An optimal solution that maximizes this utility was found with a predicted P(crash) of less than 2 percent, µttf of 69.1 seconds, and sttf of 51.7 seconds. This design, seen at the bottom of Table 2, was then simulated 20 times in order to fully capture its behavior, resulting in an evaluated P(crash) of zero, a µttf of 55.4 seconds, and a sttf of 52.6 seconds. These results both fit the prediction very well and represent a significant upgrade over the other design points with a 100 percent observed success rate, even by using this relatively straightforward and efficient optimization technique. The upgrade in system desirability can be seen in Fig. 2, where the optimization solution is clearly better than any of the other solutions that did not experience crashes in their 20 simulated missions.
Mission-level optimization offers a new approach to designing systems in which the objective is to succeed at particular tasks under highly stochastic operational and environmental conditions. One way to do this that can engage multiple stakeholders is to link graphical CONOPS simulations with design optimization tools. The graphical CONOPS was originally developed to provide decision-makers with a realistic visualization of the system while also showing mission-level outcomes, supporting the vision of MBSE. Design optimization has long been used at the system level to maximize key performance indicators, which generally contribute to mission success but are not always synonymous with these higher-level outcomes. Combining these methods results in an improved approach to design for mission success.

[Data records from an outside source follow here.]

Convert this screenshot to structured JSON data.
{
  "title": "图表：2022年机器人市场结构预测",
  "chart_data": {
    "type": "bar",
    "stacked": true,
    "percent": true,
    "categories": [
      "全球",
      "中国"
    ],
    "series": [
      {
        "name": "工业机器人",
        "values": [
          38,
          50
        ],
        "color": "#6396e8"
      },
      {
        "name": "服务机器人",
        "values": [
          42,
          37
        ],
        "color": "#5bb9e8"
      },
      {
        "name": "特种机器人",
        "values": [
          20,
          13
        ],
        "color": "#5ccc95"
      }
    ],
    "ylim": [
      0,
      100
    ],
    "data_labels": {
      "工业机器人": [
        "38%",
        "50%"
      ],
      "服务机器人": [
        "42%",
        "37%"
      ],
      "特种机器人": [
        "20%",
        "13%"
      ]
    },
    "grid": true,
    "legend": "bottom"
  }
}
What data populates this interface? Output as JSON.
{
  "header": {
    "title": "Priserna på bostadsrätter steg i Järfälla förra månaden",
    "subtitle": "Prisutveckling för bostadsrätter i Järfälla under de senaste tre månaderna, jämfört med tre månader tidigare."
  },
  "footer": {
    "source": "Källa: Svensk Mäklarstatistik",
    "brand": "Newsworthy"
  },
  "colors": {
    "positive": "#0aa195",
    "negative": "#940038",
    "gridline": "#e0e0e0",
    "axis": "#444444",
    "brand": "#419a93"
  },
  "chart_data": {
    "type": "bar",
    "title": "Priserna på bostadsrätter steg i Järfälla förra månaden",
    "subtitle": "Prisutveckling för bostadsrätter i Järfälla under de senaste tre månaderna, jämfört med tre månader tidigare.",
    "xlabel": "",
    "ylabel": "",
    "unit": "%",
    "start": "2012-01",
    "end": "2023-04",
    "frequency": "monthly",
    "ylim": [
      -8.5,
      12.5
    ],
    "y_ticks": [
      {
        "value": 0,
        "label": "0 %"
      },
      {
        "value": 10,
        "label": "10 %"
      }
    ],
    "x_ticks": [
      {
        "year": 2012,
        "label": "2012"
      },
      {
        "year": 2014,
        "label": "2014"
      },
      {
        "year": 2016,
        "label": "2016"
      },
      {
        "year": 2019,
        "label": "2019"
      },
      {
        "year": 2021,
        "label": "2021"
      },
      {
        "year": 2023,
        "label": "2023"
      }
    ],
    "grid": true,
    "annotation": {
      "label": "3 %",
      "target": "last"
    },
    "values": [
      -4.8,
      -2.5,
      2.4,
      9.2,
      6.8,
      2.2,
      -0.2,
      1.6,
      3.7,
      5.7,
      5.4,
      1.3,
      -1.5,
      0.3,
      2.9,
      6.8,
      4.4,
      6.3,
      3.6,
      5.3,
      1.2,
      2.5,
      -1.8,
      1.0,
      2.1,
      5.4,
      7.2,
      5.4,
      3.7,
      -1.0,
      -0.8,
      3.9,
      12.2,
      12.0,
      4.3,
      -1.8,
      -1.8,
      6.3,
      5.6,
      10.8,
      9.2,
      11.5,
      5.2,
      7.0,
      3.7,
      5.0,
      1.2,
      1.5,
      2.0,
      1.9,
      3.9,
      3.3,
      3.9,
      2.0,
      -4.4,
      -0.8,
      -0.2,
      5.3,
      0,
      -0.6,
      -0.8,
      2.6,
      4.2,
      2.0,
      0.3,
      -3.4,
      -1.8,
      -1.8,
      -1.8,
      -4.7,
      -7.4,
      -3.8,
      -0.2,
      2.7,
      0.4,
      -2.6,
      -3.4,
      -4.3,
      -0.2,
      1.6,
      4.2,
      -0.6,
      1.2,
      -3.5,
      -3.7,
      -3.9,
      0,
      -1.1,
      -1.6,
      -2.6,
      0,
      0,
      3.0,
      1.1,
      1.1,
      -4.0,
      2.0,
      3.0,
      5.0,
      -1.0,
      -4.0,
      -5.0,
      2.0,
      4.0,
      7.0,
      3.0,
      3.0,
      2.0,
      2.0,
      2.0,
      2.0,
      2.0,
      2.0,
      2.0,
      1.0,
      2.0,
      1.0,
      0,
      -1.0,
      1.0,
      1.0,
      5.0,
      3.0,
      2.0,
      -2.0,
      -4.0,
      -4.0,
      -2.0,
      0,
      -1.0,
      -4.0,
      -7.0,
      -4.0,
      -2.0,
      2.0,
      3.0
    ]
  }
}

The use case in this article demonstrates how mission-level optimization can be done for a relatively simple surveillance mission, where the optimization challenges are the high levels of uncertainty in environmental and operational parameters and the large number of design variables. Using statistical sampling, modeling, and optimization methods, an optimal system design was identified that had a simulated 100 percent mission success and better KPIs than any of the successful designs from the original sample, showing that mission-level optimization can be efficiently and effectively done with relatively small numbers of simulation executions, even in the presence of extreme variation.
As the systems engineering community advances its MBSE capabilities in linking multi-domain models into comprehensive representations of system behavior, the ability to optimize for success under highly stochastic mission scenarios will become increasingly valuable. Combining graphical CONOPS and state-of the-art statistical and optimization techniques can help bridge the communications and modeling gaps between strategic decision-makers and domain-modeling subject matter experts, while supporting the identification of optimal system designs for mission success.